Third session: Brian was still extremely inconsistent, but making very slight progress. I'm an optimistic guy, so I was really taking on the challenge. He was starting to get used to my "brake, turn, gas." In fact, he had reacted well to the decision to just not shift at all, as the Shelby has plenty of torque.  So, with me coaching my butt off, we started making progress. We passed a couple of cars.  He was pleased. Then I realized that the pace was picking up, so I was on my toes. We really got Turn 9 pretty good - an over the hill bender that leads downhill with a pretty quick straight. We got good speed and we braked early and did okay. Then, we turned in at Turn 11 -  a slow, late apexer that leads onto the back straight. He got it right. Even in 4th gear, the Shelby started building pace and he was boogeying down the straight. I realized too late that we were traveling 20 mph faster than we should have been, so we needed brakes NOW and BIG TIME. But when I called "Brakes!" there was no reaction. The car did not slow. I now screamed,"BRAKES!!" and nothing. At this point, I knew we were in trouble with a capital "T."  He finally yells back, "NO BRAKES!" Then he tried to turn in, which may have saved us. We were headed at a full, head-on K-wall stop, but the partial turn got him off that line and into a spin - a spin that seemed to last forever. I lost track of where we were off the track, but I knew we were far from where we wanted to be. And then, SWACK! The rear of the car slammed into something, then elevated. We landed on top of a 30" K-wall, after having knocked it over. Oh yeah...we went through a tire wall like a straw through a margarita. We looked at each other and realized we were both okay.  We had the good fortune to hit almost dead-on backwards. And maybe the tire wall got us up in the air, so we knocked the K-wall over, rather than being smashed in to it. We dodged a very big bullet.
This is what will blow your mind. Brian, to his credit, admitted in the group download that he had gotten excited, noticed the fading brakes at T8 but didn't say anything. He then decided to go for 100 mph, since he'd done T11 so well. He was looking at the speedometer when I gave the first brake command, and he must have been just short of 100....
The lesson? I should have parked Brian after the second session - he was a driver not intended for this sport.  First, he lacked the physical skills. And second, for his funny perspective on why he was there, his lack of focus, and his lack of reasonable goals.  

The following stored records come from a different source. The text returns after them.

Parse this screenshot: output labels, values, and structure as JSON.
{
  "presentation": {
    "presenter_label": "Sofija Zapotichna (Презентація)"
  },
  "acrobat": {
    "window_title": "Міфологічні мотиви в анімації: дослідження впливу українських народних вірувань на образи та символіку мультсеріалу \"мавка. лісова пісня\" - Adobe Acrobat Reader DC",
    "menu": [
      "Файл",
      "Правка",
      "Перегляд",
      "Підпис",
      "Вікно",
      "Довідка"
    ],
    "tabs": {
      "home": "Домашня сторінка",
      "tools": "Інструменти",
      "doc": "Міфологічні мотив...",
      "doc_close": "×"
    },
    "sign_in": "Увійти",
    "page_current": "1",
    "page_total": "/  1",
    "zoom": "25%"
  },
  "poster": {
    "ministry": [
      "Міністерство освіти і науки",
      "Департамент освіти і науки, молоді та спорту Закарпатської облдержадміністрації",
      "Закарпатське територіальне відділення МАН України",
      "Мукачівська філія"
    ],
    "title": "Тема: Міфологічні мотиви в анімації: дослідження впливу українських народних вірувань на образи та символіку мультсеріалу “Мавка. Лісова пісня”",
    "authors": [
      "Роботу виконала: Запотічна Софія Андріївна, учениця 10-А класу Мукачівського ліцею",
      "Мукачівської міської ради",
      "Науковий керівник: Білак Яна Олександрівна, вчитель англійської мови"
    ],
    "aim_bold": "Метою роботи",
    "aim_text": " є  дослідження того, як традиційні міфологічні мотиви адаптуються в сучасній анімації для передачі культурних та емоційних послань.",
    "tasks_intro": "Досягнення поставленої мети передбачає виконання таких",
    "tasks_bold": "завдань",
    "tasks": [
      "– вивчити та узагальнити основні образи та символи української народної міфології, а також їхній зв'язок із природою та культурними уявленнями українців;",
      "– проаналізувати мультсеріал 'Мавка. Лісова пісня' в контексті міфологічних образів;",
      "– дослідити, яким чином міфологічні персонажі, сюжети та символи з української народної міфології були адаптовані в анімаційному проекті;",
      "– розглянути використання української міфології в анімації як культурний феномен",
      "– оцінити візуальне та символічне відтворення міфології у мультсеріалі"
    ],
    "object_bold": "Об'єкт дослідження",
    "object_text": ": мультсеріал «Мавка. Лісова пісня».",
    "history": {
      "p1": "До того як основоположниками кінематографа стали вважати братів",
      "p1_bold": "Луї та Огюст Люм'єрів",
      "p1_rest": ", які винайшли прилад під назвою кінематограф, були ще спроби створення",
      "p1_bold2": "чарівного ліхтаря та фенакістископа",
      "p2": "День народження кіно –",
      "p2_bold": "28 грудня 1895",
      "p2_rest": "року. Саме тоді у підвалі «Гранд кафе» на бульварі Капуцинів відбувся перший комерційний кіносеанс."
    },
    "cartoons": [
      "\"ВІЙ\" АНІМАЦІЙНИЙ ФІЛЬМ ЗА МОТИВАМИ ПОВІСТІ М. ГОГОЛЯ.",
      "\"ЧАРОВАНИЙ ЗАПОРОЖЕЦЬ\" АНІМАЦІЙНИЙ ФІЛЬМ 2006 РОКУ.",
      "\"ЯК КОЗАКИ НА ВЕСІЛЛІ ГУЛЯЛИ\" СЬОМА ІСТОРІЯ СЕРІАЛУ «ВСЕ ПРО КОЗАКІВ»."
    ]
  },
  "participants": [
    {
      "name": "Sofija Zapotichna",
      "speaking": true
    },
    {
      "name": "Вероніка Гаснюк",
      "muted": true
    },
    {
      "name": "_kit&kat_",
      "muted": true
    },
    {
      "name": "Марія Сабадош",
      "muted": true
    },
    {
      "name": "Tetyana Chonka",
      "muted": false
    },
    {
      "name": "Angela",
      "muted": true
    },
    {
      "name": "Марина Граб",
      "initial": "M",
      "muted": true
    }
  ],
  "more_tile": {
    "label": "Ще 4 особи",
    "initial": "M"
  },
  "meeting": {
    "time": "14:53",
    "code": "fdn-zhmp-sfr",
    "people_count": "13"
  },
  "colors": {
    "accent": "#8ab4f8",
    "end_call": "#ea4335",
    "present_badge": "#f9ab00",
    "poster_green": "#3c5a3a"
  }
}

But my pride and competitive nature had me really going for it to make Brian a good and safe driver. It was not meant to be.  Joe Zazueta, our grid marshall for the day, reminded me of what I'd said before I put my helmet on to get in with Brian for the third session. I apparently told him, "I'm coaching for my life with this one." I said it not to be disrespectful to Brian, but to express obvious concern for the risk.
This story - to be clear - is to make a point. If you need to park a customer, please do it. We must do this with care and sensitivity. It will be a BIG deal. And maybe you could have a senior coach or Group Leader do a "check drive" before the final decision. But use your instincts and your brain, not your pride in your coaching skills, to make this very important decision!